Yeshiva students held a protest outside the German Embassy in Tel Aviv as the memorial siren for Holocaust Day sounded Thursday morning. The students, members of the Young Leadership program in Petach Tikva's New Amit Yeshiva, held Israeli flags and signs that said – "70 years and nothing has changed."

They focused their protest on writer Günter Grass, who recently published a poem that singles out Israel as a "danger to world peace" because of its insistence on defending itself from a possible Iranian nuclear bomb.

They also wrote a letter to German Chancellor Angela Merkel, protesting rising anti-Semitism in Europe. They handed the letter to an embassy official who came out of the embassy to talk to them. The official took the letter and promised to deliver it.
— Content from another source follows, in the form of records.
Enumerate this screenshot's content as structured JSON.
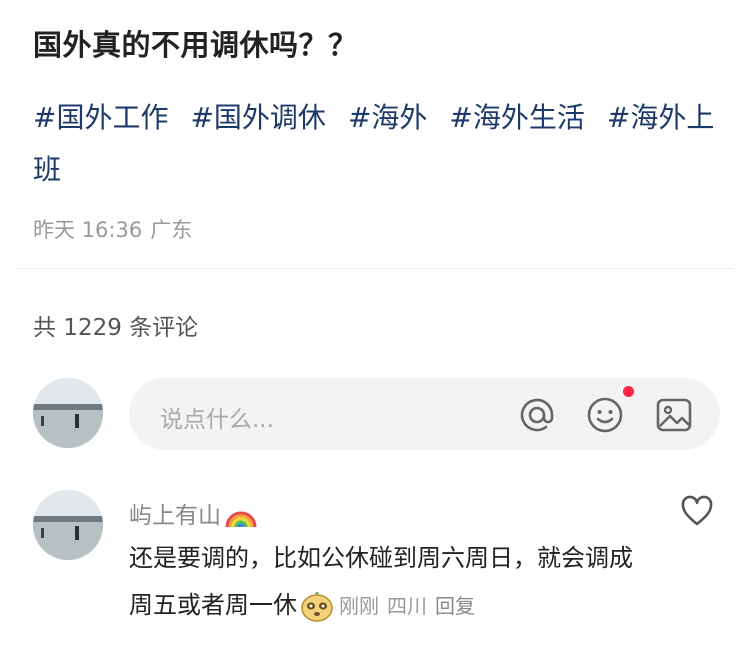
{
  "post": {
    "title": "国外真的不用调休吗？？",
    "tags": [
      "#国外工作",
      "#国外调休",
      "#海外",
      "#海外生活",
      "#海外上班"
    ],
    "date": "昨天 16:36",
    "location": "广东"
  },
  "comments_header": {
    "count_text": "共 1229 条评论"
  },
  "input": {
    "placeholder": "说点什么...",
    "icons": [
      "at-icon",
      "emoji-icon",
      "image-icon"
    ]
  },
  "comment": {
    "author": "屿上有山",
    "author_badge_icon": "rainbow-icon",
    "text": "还是要调的，比如公休碰到周六周日，就会调成周五或者周一休",
    "sticker_icon": "meerkat-sticker-icon",
    "time": "刚刚",
    "location": "四川",
    "reply_label": "回复"
  },
  "colors": {
    "tag": "#1e3a6a",
    "notification_dot": "#ff2442",
    "muted": "#999999"
  }
}
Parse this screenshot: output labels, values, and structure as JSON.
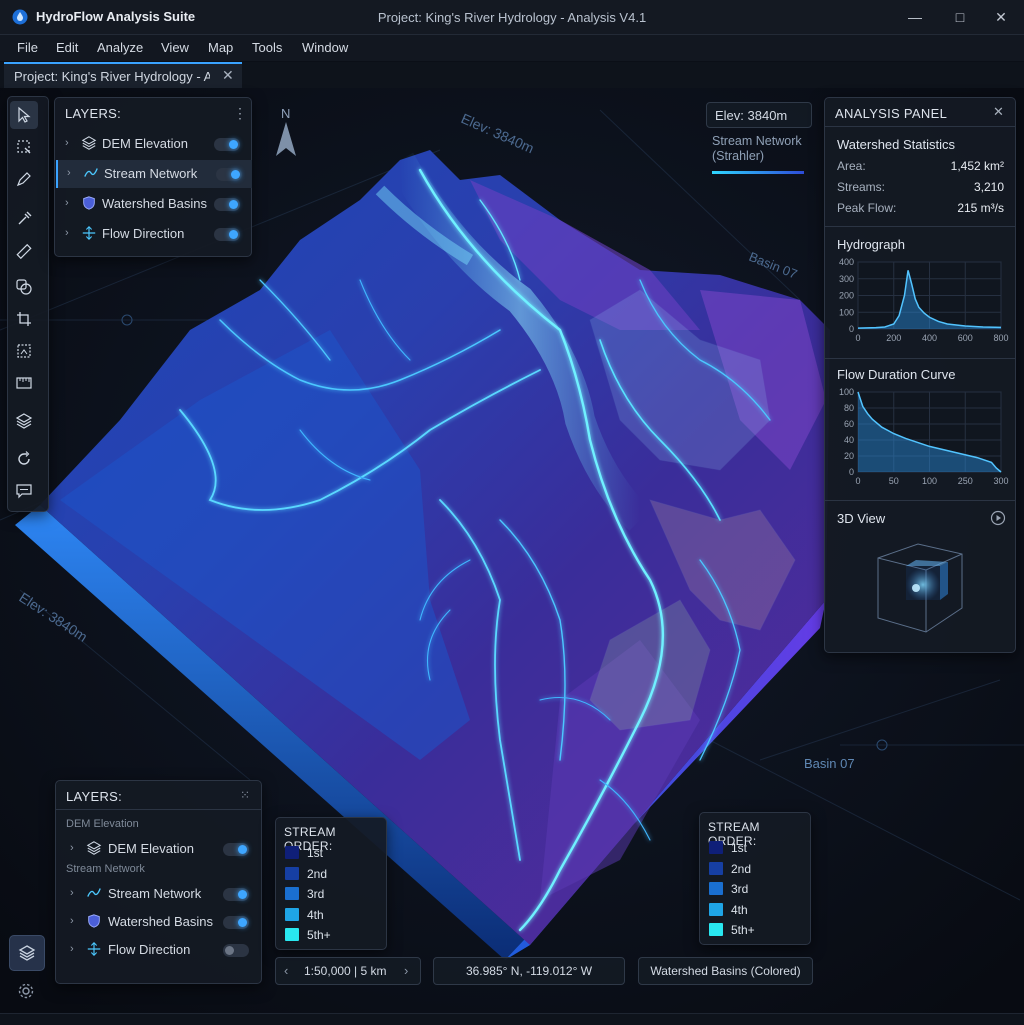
{
  "app": {
    "name": "HydroFlow Analysis Suite",
    "window_title": "Project: King's River Hydrology - Analysis V4.1"
  },
  "window_controls": {
    "minimize": "—",
    "maximize": "□",
    "close": "✕"
  },
  "menu": [
    "File",
    "Edit",
    "Analyze",
    "View",
    "Map",
    "Tools",
    "Window"
  ],
  "tab": {
    "label": "Project: King's River Hydrology - A...",
    "close": "✕"
  },
  "map": {
    "north": "N",
    "elev_labels": [
      "Elev: 3840m",
      "Elev: 3840m"
    ],
    "basin_labels": [
      "Basin 07",
      "Basin 07"
    ],
    "elev_box": "Elev: 3840m",
    "stream_caption": [
      "Stream Network",
      "(Strahler)"
    ]
  },
  "toolbar": [
    "select-arrow-icon",
    "lasso-select-icon",
    "draw-pen-icon",
    "eyedropper-icon",
    "measure-ruler-icon",
    "overlap-icon",
    "crop-icon",
    "image-export-icon",
    "ruler-scale-icon",
    "layers-icon",
    "rotate-icon",
    "comment-icon"
  ],
  "layers_top": {
    "title": "LAYERS:",
    "menu": "⋮",
    "items": [
      {
        "label": "DEM Elevation",
        "icon": "layers-icon",
        "on": true
      },
      {
        "label": "Stream Network",
        "icon": "stream-line-icon",
        "on": true
      },
      {
        "label": "Watershed Basins",
        "icon": "shield-basin-icon",
        "on": true
      },
      {
        "label": "Flow Direction",
        "icon": "flow-direction-icon",
        "on": true
      }
    ]
  },
  "layers_bottom": {
    "title": "LAYERS:",
    "menu": "⁙",
    "groups": [
      {
        "header": "DEM Elevation",
        "items": [
          {
            "label": "DEM Elevation",
            "on": true
          }
        ]
      },
      {
        "header": "Stream Network",
        "items": [
          {
            "label": "Stream Network",
            "on": true
          },
          {
            "label": "Watershed Basins",
            "on": true
          },
          {
            "label": "Flow Direction",
            "on": false
          }
        ]
      }
    ]
  },
  "stream_order_legends": [
    {
      "title": "STREAM ORDER:",
      "items": [
        {
          "label": "1st",
          "color": "#0f1f78"
        },
        {
          "label": "2nd",
          "color": "#163fa3"
        },
        {
          "label": "3rd",
          "color": "#1a6fd0"
        },
        {
          "label": "4th",
          "color": "#1fa5e6"
        },
        {
          "label": "5th+",
          "color": "#29e7f0"
        }
      ]
    },
    {
      "title": "STREAM ORDER:",
      "items": [
        {
          "label": "1st",
          "color": "#0f1f78"
        },
        {
          "label": "2nd",
          "color": "#163fa3"
        },
        {
          "label": "3rd",
          "color": "#1a6fd0"
        },
        {
          "label": "4th",
          "color": "#1fa5e6"
        },
        {
          "label": "5th+",
          "color": "#29e7f0"
        }
      ]
    }
  ],
  "status": {
    "scale": "1:50,000 | 5 km",
    "prev": "‹",
    "next": "›",
    "coords": "36.985° N, -119.012° W",
    "basins_label": "Watershed Basins (Colored)"
  },
  "analysis": {
    "title": "ANALYSIS PANEL",
    "close": "✕",
    "stats_title": "Watershed Statistics",
    "stats": [
      {
        "label": "Area:",
        "value": "1,452 km²"
      },
      {
        "label": "Streams:",
        "value": "3,210"
      },
      {
        "label": "Peak Flow:",
        "value": "215 m³/s"
      }
    ],
    "hydro_title": "Hydrograph",
    "fdc_title": "Flow Duration Curve",
    "view_title": "3D View"
  },
  "chart_data": [
    {
      "type": "area",
      "title": "Hydrograph",
      "x": [
        0,
        100,
        150,
        200,
        230,
        260,
        280,
        300,
        320,
        340,
        370,
        400,
        450,
        500,
        600,
        700,
        800
      ],
      "y": [
        5,
        8,
        12,
        30,
        80,
        200,
        350,
        270,
        180,
        130,
        95,
        70,
        45,
        30,
        18,
        12,
        10
      ],
      "xlim": [
        0,
        800
      ],
      "ylim": [
        0,
        400
      ],
      "xticks": [
        "0",
        "200",
        "400",
        "600",
        "800"
      ],
      "yticks": [
        "0",
        "100",
        "200",
        "300",
        "400"
      ],
      "grid": true
    },
    {
      "type": "area",
      "title": "Flow Duration Curve",
      "x": [
        0,
        10,
        20,
        30,
        50,
        75,
        100,
        150,
        200,
        250,
        280,
        290,
        300
      ],
      "y": [
        100,
        82,
        73,
        66,
        56,
        48,
        42,
        32,
        25,
        18,
        12,
        5,
        0
      ],
      "xlim": [
        0,
        300
      ],
      "ylim": [
        0,
        100
      ],
      "xticks": [
        "0",
        "50",
        "100",
        "250",
        "300"
      ],
      "yticks": [
        "0",
        "20",
        "40",
        "60",
        "80",
        "100"
      ],
      "grid": true
    }
  ],
  "bottom_left": {
    "layers_icon": "layers-icon",
    "settings_icon": "gear-icon"
  }
}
"Anti-Semitism has not disappeared, only changed its shape," the letter reads. "When Grass was a young man, his leader and he himself believed that the Jews put the world in danger; now he believes that the existence of the Jewish Nation is the danger.

We, the grandchildren and the great-grandchildren of the survivors of the Holocaust, young people whose lives have been formed and shaped under the shadow of this terrible crime done to our Nation, will never stop reminding your people of the past and calling on German and EU leaders, to do more to stop this New Anti-Semitism.

They called on Merkel to condemn Grass's statements. "History repeats itself. Please, don’t let this dreadful chapter in human history  repeat itself again."